Nurses are not gatekeepers for the opiates, we are health advocates.

Specializes in Med-Surg, Emergency, CEN.

True, nurses are not gatekeepers. The providers are. If they order something, we give it. End of story.

Specializes in Emergency.
True, nurses are not gatekeepers. The providers are. If they order something, we give it. End of story.

I certainly hope not. Both as a RN and a future NP, I would disagree that the provider orders it, the RN gives it blindly, and I'm hoping you didn't mean it that way. I'm sure you advocate for your patient when you feel the provider's order is not correct, just as the rest of us do.
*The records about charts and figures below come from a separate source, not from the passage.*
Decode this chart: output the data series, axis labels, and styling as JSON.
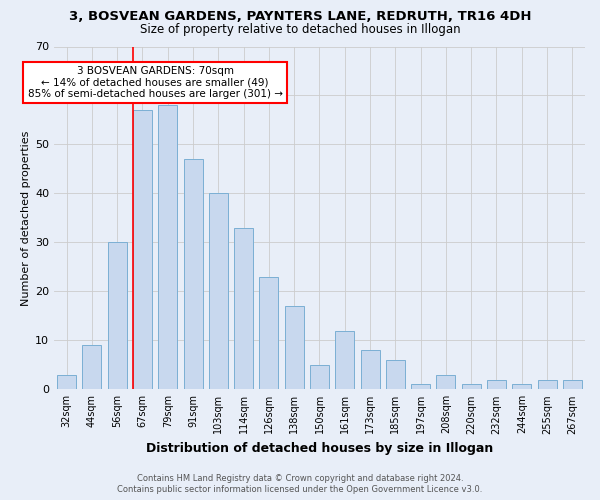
{
  "title1": "3, BOSVEAN GARDENS, PAYNTERS LANE, REDRUTH, TR16 4DH",
  "title2": "Size of property relative to detached houses in Illogan",
  "xlabel": "Distribution of detached houses by size in Illogan",
  "ylabel": "Number of detached properties",
  "bar_labels": [
    "32sqm",
    "44sqm",
    "56sqm",
    "67sqm",
    "79sqm",
    "91sqm",
    "103sqm",
    "114sqm",
    "126sqm",
    "138sqm",
    "150sqm",
    "161sqm",
    "173sqm",
    "185sqm",
    "197sqm",
    "208sqm",
    "220sqm",
    "232sqm",
    "244sqm",
    "255sqm",
    "267sqm"
  ],
  "bar_values": [
    3,
    9,
    30,
    57,
    58,
    47,
    40,
    33,
    23,
    17,
    5,
    12,
    8,
    6,
    1,
    3,
    1,
    2,
    1,
    2,
    2
  ],
  "bar_color": "#c8d8ee",
  "bar_edge_color": "#7bafd4",
  "vline_index": 3,
  "vline_color": "red",
  "ylim": [
    0,
    70
  ],
  "yticks": [
    0,
    10,
    20,
    30,
    40,
    50,
    60,
    70
  ],
  "annotation_title": "3 BOSVEAN GARDENS: 70sqm",
  "annotation_line1": "← 14% of detached houses are smaller (49)",
  "annotation_line2": "85% of semi-detached houses are larger (301) →",
  "annotation_box_color": "white",
  "annotation_box_edge": "red",
  "footer1": "Contains HM Land Registry data © Crown copyright and database right 2024.",
  "footer2": "Contains public sector information licensed under the Open Government Licence v3.0.",
  "grid_color": "#cccccc",
  "background_color": "#e8eef8",
  "title1_fontsize": 9.5,
  "title2_fontsize": 8.5,
  "xlabel_fontsize": 9,
  "ylabel_fontsize": 8,
  "tick_fontsize": 7,
  "footer_fontsize": 6,
  "annotation_fontsize": 7.5
}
Both the provider and the RN must treat the patient as the patient presents, not a number on a pain scale. That includes the patients history, assessment, exam, labs, and other tests. What often confuses new grads is that they have been taught over and over if the patient says 6, pain is a 6, and in the real world, that's not the case for many reasons, one being that the pain scale is a very subjective scale that has poor inter-rater reliability.

I live in a very rural area, we have alot of ranchers who haven't seen anyone medical since they were born, if then. When they play with power tools, they get hurt. Invariably they come to the ER with some nice big trauma, usually against their will. Now these guys, all believe they must be tough guys and when asked about pain answer: "It don't hurt much." If you push them for a number they will answer 2 or 3, all with a grimace on their face, clenched fists, veins popping from their necks, diaphoretic, etc. Do we assume their pain is a 2 and go on my merry way without treating it? Of course not, the number is no where near as reliable as our assessment of the patient is.
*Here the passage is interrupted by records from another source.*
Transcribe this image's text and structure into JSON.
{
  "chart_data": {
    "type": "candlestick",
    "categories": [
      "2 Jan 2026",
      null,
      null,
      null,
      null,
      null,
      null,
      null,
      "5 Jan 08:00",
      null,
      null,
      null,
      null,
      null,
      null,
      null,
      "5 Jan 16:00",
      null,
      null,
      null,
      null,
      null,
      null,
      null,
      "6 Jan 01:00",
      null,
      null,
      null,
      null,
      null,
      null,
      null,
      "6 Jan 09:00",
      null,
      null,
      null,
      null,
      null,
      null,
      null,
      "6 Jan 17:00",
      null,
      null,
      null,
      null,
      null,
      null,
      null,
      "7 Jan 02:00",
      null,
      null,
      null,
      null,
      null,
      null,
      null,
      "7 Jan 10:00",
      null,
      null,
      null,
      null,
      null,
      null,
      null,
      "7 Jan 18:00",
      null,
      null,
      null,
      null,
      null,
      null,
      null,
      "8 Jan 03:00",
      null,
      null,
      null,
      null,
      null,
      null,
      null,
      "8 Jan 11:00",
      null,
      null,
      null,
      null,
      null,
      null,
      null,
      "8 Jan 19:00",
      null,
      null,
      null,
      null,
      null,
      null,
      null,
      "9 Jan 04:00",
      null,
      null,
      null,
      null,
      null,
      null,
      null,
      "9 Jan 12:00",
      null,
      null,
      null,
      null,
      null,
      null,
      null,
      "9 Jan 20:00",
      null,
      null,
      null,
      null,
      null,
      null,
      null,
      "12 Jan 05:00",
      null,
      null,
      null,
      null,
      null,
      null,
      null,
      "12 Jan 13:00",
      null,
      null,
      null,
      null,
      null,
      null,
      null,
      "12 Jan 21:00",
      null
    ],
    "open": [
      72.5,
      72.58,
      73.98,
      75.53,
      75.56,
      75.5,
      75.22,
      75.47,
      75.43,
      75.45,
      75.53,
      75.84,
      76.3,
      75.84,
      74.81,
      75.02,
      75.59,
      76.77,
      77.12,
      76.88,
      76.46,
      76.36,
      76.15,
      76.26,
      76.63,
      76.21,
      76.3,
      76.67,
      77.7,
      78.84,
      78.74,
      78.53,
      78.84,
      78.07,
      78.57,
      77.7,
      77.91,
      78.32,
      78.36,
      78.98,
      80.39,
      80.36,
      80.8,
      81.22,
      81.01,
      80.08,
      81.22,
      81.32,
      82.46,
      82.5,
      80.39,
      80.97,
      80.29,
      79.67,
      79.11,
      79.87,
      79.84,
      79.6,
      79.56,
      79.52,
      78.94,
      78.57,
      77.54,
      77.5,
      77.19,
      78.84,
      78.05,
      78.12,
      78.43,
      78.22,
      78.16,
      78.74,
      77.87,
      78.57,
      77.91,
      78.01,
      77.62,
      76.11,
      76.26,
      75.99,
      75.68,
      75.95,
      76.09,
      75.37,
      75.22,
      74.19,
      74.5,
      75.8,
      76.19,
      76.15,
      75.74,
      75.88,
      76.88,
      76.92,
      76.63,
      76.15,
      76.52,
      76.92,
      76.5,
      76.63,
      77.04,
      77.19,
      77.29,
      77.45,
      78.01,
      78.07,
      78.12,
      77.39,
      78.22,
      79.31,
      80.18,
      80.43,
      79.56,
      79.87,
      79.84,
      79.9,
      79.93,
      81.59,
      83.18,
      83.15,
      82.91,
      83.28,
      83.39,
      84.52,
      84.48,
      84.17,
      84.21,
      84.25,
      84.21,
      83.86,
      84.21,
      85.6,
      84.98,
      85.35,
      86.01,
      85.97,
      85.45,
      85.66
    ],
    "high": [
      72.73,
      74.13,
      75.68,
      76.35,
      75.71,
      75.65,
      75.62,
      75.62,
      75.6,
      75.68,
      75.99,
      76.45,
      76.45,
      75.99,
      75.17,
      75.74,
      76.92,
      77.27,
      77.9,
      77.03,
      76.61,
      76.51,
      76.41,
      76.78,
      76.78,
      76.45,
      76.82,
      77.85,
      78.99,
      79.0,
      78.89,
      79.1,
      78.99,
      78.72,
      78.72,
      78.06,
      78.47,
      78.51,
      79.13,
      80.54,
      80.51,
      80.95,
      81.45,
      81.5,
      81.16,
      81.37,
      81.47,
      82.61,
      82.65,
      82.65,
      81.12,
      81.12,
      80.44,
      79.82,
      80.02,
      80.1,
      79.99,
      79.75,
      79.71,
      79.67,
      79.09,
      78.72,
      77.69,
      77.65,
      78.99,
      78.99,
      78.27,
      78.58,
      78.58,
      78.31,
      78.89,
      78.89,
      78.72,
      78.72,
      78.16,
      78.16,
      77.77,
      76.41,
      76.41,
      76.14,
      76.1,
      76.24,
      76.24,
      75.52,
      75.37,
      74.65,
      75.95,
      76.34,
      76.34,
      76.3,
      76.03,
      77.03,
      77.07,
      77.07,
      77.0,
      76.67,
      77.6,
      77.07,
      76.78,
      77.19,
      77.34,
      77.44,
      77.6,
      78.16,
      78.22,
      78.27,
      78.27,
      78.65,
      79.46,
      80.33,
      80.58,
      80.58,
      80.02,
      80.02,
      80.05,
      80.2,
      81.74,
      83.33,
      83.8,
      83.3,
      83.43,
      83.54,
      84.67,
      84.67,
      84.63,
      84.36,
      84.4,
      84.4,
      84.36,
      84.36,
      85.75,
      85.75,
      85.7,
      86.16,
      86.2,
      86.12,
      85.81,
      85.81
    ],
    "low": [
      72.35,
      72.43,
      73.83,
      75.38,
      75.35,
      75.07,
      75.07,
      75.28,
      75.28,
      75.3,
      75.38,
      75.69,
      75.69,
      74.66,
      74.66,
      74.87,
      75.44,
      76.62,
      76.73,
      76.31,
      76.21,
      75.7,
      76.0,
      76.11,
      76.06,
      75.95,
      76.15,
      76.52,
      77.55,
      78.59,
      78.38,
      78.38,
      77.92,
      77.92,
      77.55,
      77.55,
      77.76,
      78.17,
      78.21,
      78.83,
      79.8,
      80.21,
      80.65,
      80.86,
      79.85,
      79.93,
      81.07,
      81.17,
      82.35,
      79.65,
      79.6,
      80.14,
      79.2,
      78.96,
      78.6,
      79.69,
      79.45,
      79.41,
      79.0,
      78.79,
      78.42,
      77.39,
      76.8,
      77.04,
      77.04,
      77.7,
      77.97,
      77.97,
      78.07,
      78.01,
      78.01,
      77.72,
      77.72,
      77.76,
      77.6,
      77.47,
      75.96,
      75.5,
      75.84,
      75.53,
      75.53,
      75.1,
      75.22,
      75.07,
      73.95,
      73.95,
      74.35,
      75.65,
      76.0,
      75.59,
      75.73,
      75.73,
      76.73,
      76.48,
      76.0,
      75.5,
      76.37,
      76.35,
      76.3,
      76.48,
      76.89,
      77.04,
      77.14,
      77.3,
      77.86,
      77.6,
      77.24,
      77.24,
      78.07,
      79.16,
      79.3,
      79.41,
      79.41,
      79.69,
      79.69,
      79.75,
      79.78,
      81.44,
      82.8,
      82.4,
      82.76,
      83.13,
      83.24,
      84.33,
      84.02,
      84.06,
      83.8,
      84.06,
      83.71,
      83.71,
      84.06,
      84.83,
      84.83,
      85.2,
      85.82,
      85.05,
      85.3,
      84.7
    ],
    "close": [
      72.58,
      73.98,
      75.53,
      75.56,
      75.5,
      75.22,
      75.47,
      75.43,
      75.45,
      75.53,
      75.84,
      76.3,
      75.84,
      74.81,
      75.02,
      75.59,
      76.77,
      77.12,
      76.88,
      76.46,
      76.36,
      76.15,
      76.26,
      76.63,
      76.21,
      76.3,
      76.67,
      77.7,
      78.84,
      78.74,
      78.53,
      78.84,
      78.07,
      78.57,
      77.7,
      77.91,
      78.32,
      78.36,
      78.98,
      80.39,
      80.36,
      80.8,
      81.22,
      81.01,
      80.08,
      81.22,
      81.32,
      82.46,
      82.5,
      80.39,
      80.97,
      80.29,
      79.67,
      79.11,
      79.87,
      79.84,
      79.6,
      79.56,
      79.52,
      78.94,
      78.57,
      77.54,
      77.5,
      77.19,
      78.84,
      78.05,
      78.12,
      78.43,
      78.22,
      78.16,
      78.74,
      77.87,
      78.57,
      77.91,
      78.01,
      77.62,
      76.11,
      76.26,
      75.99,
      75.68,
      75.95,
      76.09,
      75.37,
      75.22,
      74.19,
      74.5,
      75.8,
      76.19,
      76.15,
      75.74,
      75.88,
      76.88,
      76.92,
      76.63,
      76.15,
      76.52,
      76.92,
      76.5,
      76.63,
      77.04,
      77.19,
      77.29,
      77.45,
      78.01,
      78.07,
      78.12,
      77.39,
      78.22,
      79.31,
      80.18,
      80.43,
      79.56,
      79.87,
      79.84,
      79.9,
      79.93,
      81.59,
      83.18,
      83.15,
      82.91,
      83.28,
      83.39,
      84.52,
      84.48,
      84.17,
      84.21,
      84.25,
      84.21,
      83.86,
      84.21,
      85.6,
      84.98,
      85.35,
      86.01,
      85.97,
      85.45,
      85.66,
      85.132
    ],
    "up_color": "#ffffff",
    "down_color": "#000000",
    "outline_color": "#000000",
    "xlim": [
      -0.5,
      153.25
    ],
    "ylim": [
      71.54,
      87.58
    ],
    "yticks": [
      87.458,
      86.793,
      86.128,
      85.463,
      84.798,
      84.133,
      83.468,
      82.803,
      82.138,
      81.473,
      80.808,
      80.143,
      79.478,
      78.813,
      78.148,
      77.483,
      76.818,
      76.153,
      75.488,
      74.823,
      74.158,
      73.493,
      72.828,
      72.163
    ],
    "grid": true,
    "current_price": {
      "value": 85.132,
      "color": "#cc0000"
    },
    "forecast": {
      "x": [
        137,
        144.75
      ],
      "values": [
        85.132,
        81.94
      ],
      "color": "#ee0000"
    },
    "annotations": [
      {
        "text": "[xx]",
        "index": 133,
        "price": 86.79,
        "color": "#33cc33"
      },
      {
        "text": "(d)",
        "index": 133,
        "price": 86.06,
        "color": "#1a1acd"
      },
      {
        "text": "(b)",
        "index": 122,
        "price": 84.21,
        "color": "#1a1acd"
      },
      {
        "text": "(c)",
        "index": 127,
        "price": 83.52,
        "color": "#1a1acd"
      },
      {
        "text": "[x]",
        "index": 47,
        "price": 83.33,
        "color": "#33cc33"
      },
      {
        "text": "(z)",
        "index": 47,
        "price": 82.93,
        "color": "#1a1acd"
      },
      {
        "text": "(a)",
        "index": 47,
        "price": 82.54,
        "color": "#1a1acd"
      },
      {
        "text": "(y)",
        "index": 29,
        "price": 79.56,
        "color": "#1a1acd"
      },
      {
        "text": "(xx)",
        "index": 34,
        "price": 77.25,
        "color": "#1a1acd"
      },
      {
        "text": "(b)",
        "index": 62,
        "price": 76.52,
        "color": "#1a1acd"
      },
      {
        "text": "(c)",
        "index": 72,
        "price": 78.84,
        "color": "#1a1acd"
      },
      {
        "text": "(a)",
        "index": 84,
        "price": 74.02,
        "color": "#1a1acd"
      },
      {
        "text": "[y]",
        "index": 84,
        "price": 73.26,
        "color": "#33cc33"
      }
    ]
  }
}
It's no different for the patient who is eating chips, sipping a coke, playing on their cell phone, yet complaining of 11/10 abd pain. Do I treat based on a number, or a whole picture? I think this is what most of us try to do. Sometimes we get too jaded and don't treat pain we should, and sometimes we get played and treat non-existent pain.

Another part of this that is always fun is the documentation. I don't know about your systems, but ours is terrible about treating pain. We have a screen we have to fill out, it takes a number and selecting an action from a drop down list. So, I have on occasion gotten the nasty email, you had a patient with a 10/10 pain and you didn't treat it?!?!?! My response is typically, did you read the nurses note made at the same time? That note will say something to the effect of "pt reports 10/10 abd pain, exam shows....provider notified". With the description of what indicates the patients pain is not requiring treatment at this time. The desk nurses who review charts for a living still didn't like this because it messed up their numbers, but I successfully argued that if they didn't like it change how they want me to document the pain assessment as I wasn't going to lie on the medical record so that their numbers looked better.

Specializes in Med-Surg, Emergency, CEN.

Unfortunately, if the provider orders pain medication for a patient who I think is not in that much pain, I am not the nurse who's going to stand there and refuse to give it. I may question it, but i never withold pain medication.